Writing on behalf of the Society of General Internal Medicine’s Health Policy Research Committee, Regenstrief Institute Research Scientist and Indiana University School of Medicine faculty member Jennifer Carnahan, M.D., MPH, and colleagues from the universities of Texas and Toronto, Tufts University, Harvard T. H. Chan School of Public Health, Mayo Clinic and Brigham and Women’s Hospital highlight issues raised in the universal U.S. health coverage debate.
They advocate strongly for rigorous and objective research on existing coverage systems paired with a robust national conversation that involves all stakeholder constituencies. They are optimistic that high-performing universal health insurance can be achieved.

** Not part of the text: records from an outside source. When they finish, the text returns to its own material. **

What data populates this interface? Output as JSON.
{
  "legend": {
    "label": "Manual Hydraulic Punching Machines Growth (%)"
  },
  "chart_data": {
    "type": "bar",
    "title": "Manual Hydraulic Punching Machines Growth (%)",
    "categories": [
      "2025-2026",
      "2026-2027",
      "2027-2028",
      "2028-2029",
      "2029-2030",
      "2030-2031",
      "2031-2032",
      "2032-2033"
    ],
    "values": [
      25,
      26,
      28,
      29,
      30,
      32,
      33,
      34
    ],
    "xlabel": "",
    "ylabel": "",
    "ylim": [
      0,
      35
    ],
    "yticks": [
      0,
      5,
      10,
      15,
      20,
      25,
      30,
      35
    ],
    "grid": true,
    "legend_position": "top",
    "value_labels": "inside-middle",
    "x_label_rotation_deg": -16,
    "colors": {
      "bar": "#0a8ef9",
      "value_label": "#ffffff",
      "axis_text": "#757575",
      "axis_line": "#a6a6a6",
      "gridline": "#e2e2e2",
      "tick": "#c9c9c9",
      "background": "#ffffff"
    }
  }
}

The health policy experts reviewed available evidence concerning the impact of universal insurance coverage on three key domains: health outcomes, cost and equity.
They write that a “majority of Americans favor universal health insurance, but there is uncertainty over how best to achieve this goal. Whatever the insurance design that is implemented, additional details that must be considered include breadth of services covered, restrictions and limits on volume of services, cost-sharing for individuals, and pricing.
In the hopes that research can inform this ongoing debate, we review evidence supporting different models for achieving universal coverage in the U.S. and identify areas where additional research and stakeholder input is needed.”